Aerospace Engineer Explains Why Crew Faces Communication Blackout During Flyby
During Artemis II's lunar flyby, Orion's passage behind the Moon cut all radio contact for 40 minutes - a geometry problem, not a glitch.

The moment the Orion spacecraft slipped behind the Moon on Monday evening, it took four astronauts and all radio contact with them with it. For aerospace engineer Elio Morillo, who explained the phenomenon for a national audience, the silence was entirely predictable: a straightforward consequence of physics, geometry, and the fact that the Moon is a very large rock.
The planned communications blackout for the Artemis II mission began at approximately 6:44 p.m. EDT and was expected to last 40 minutes. The cause is simple to state but easy to underestimate in scale. When Orion crossed onto the far side of the Moon, the lunar body itself sat directly between the spacecraft and Earth, physically blocking every radio signal the Deep Space Network relies on to maintain contact. No signal can bend around 2,000 miles of rock.
Morillo, a former systems engineer at NASA's Jet Propulsion Laboratory who worked on the Mars 2020 Perseverance rover and now leads avionics testing for Blue Origin's lunar landers, is one of the clearest voices translating this kind of orbital mechanics for general audiences. The blackout is not a failure mode. It is a predictable interval baked into the flight plan from the start, the same class of problem that engineers model out months before launch.
The crew of Reid Wiseman, Victor Glover, Christina Koch, and Canadian Space Agency astronaut Jeremy Hansen were not flying blind during those 40 minutes. They were simply unreachable. Orion reached its closest approach to the lunar surface at approximately 7:02 p.m. EDT, about 4,070 miles above the Moon, while ground controllers at Johnson Space Center had no choice but to wait. Mission control tracking the spacecraft's last known trajectory would have a precise window for when to expect the signal to resume as Orion emerged from the far side and line-of-sight with Earth's Deep Space Network stations was restored.

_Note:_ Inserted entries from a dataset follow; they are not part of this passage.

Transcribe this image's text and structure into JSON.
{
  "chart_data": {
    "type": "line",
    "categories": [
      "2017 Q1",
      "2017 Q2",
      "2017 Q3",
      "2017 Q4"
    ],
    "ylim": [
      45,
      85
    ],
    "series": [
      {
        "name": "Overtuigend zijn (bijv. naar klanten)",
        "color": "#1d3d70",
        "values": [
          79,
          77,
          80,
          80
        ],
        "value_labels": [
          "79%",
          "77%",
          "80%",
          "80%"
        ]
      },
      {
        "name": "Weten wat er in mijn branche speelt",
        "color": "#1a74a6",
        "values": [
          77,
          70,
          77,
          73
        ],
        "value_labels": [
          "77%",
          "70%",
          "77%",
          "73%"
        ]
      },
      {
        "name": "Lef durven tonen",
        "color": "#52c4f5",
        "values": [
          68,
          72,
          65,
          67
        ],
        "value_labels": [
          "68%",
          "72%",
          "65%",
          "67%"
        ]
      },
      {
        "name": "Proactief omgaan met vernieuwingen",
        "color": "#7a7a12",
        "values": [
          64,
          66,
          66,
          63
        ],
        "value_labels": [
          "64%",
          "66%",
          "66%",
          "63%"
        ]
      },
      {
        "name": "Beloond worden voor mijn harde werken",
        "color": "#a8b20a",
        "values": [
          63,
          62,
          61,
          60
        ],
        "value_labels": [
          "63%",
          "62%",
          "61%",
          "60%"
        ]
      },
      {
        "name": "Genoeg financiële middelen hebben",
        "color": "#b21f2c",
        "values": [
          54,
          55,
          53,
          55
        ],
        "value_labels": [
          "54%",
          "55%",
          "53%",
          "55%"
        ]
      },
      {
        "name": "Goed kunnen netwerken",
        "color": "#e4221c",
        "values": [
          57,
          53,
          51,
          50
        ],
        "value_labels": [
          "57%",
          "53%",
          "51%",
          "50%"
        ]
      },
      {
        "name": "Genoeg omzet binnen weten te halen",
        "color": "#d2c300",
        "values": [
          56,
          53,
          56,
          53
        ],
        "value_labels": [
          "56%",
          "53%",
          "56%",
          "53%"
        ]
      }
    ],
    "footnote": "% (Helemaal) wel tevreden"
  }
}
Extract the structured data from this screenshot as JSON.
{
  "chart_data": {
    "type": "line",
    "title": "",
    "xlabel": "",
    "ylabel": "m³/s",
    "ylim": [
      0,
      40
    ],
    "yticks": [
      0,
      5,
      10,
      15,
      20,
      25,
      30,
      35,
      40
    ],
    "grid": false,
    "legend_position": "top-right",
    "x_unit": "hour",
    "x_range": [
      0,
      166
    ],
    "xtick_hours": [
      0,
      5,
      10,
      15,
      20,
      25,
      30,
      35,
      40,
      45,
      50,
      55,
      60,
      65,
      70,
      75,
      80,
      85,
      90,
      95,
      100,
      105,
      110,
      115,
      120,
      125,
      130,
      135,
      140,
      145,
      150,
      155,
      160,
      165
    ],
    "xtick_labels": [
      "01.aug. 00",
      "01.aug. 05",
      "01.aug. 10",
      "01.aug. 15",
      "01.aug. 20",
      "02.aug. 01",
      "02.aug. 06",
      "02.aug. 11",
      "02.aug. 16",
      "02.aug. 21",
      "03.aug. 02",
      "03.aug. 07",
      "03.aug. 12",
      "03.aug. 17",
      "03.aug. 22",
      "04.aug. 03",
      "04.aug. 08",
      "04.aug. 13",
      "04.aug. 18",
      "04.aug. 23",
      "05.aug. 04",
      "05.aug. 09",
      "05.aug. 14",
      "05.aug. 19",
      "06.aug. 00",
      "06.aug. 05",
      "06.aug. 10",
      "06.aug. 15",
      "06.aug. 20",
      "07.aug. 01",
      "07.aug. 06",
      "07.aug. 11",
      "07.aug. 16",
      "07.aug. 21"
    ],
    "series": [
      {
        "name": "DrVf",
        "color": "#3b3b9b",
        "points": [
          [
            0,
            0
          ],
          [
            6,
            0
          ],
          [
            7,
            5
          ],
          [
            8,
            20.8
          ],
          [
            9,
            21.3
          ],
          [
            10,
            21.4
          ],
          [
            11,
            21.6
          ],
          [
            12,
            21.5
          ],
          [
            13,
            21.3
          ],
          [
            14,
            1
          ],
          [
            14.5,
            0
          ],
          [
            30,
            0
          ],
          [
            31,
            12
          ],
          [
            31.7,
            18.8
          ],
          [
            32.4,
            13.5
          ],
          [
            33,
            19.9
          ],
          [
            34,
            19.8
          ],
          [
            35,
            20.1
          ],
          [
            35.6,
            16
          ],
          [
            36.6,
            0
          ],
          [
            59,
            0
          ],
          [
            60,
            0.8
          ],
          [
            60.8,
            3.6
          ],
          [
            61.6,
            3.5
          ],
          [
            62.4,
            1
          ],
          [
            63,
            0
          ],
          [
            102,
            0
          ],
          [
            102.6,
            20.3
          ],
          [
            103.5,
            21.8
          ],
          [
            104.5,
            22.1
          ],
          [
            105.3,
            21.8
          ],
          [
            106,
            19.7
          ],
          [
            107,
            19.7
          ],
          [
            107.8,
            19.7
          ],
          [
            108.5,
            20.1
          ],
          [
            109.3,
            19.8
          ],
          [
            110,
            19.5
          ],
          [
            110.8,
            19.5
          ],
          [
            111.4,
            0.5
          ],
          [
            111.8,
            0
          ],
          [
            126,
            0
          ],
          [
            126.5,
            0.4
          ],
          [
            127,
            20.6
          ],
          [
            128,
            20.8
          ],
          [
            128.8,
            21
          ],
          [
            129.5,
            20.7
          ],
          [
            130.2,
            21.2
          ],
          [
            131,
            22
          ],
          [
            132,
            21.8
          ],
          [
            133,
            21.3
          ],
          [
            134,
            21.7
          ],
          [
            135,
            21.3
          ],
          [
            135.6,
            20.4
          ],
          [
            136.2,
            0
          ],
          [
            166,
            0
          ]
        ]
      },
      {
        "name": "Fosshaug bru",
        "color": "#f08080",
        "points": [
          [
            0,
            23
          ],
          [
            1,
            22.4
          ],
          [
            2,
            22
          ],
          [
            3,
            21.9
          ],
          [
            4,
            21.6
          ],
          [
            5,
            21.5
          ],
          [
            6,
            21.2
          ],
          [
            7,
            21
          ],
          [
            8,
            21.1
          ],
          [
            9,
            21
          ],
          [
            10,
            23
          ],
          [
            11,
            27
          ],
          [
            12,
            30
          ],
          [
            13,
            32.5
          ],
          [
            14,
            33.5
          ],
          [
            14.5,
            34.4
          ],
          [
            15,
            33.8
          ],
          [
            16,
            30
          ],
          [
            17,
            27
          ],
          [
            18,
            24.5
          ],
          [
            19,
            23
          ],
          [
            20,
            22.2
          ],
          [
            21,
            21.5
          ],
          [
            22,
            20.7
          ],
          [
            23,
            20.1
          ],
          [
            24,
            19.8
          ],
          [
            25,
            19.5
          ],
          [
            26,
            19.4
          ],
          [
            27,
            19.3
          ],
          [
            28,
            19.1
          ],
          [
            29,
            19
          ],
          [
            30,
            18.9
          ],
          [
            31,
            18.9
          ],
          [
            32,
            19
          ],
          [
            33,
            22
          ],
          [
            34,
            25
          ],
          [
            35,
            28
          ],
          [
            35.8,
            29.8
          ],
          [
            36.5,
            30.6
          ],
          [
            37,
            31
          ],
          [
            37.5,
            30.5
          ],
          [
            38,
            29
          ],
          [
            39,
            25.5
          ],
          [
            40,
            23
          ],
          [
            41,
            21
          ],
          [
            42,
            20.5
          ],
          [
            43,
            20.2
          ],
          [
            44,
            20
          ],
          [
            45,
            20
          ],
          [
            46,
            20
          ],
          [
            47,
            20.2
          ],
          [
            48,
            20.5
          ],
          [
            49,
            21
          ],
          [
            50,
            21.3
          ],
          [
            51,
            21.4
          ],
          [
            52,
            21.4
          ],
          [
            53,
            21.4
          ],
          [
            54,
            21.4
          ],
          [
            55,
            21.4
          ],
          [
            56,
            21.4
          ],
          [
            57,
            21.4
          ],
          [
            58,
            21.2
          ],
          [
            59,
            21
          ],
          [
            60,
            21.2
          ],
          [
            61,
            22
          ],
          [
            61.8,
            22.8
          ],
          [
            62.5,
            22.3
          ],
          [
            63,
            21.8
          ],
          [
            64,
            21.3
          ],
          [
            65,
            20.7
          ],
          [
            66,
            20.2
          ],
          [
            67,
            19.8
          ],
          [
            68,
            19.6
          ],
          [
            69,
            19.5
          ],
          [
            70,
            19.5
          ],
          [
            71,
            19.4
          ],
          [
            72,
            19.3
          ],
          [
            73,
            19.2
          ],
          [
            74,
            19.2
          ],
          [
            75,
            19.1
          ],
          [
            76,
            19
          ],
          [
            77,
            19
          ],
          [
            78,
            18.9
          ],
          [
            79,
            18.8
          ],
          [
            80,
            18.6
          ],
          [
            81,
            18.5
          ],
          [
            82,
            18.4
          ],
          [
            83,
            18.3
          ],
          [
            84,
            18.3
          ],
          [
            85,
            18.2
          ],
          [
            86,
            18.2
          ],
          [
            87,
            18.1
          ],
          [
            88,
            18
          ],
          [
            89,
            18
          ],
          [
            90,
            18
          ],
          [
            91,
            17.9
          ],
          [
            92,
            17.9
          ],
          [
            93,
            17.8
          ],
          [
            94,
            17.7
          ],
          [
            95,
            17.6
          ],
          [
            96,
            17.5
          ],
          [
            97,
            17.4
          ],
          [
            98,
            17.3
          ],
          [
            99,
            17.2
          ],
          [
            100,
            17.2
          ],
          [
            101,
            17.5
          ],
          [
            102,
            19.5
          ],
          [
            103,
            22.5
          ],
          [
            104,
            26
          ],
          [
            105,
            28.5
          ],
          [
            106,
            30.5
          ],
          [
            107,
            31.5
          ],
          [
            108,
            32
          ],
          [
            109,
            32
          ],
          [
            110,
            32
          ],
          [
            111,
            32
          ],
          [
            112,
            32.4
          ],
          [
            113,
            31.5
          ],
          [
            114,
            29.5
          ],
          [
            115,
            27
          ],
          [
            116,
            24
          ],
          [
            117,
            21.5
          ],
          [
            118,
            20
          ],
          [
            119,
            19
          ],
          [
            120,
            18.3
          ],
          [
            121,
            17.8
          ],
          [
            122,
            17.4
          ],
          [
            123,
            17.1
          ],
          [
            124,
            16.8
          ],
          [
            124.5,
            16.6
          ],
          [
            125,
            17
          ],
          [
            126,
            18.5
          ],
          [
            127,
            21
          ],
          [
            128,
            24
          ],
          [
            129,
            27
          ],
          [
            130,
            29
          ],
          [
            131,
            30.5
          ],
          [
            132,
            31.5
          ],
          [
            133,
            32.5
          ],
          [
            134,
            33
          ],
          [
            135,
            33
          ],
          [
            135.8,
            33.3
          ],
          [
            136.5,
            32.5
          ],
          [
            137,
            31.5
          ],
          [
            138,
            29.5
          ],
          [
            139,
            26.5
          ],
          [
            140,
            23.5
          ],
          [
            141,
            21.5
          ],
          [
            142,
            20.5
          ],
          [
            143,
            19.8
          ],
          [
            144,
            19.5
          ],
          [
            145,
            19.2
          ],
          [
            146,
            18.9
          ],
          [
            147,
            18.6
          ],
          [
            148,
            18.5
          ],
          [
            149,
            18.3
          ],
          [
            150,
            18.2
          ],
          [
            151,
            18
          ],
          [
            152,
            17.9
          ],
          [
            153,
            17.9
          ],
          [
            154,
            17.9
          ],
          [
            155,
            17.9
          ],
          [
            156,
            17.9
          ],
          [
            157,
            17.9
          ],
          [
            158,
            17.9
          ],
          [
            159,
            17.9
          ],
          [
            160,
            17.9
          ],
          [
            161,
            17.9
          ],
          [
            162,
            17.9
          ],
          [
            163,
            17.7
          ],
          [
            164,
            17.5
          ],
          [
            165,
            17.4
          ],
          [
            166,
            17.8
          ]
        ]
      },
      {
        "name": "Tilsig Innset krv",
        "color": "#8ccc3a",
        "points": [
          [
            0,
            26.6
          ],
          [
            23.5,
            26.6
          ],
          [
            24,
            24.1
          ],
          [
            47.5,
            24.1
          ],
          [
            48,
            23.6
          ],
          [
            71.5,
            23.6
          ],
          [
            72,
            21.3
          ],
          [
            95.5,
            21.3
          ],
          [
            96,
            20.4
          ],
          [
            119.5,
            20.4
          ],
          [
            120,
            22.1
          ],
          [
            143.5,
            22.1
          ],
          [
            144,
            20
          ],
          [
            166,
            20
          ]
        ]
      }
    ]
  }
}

The blackout framed the most dramatic hour of the entire mission. The spacecraft had entered the lunar sphere of influence at 12:37 a.m. EDT the same morning, the point at which the Moon's gravity exerted a stronger pull on Orion than Earth's. Mission Specialist Koch marked the crossing with a note to ground controllers: "We are now falling to the Moon rather than rising away from Earth. It is an amazing milestone!"
By 7:05 p.m. EDT, Orion was expected to reach 252,757 miles from Earth, breaking the human spaceflight distance record set by Apollo 13 in April 1970, when that crew's emergency return trajectory carried them 248,655 miles out. The record had already technically fallen at 1:56 p.m., more than four hours before the blackout began.
The last time humans swung around the far side of the Moon and vanished from radio contact was Apollo 17 in December 1972. Artemis II made that experience routine again, which was precisely the point. Every 40-minute gap in the telemetry is a solved problem, not an unknown one, and the engineering behind that confidence is what makes crewed lunar missions manageable in public.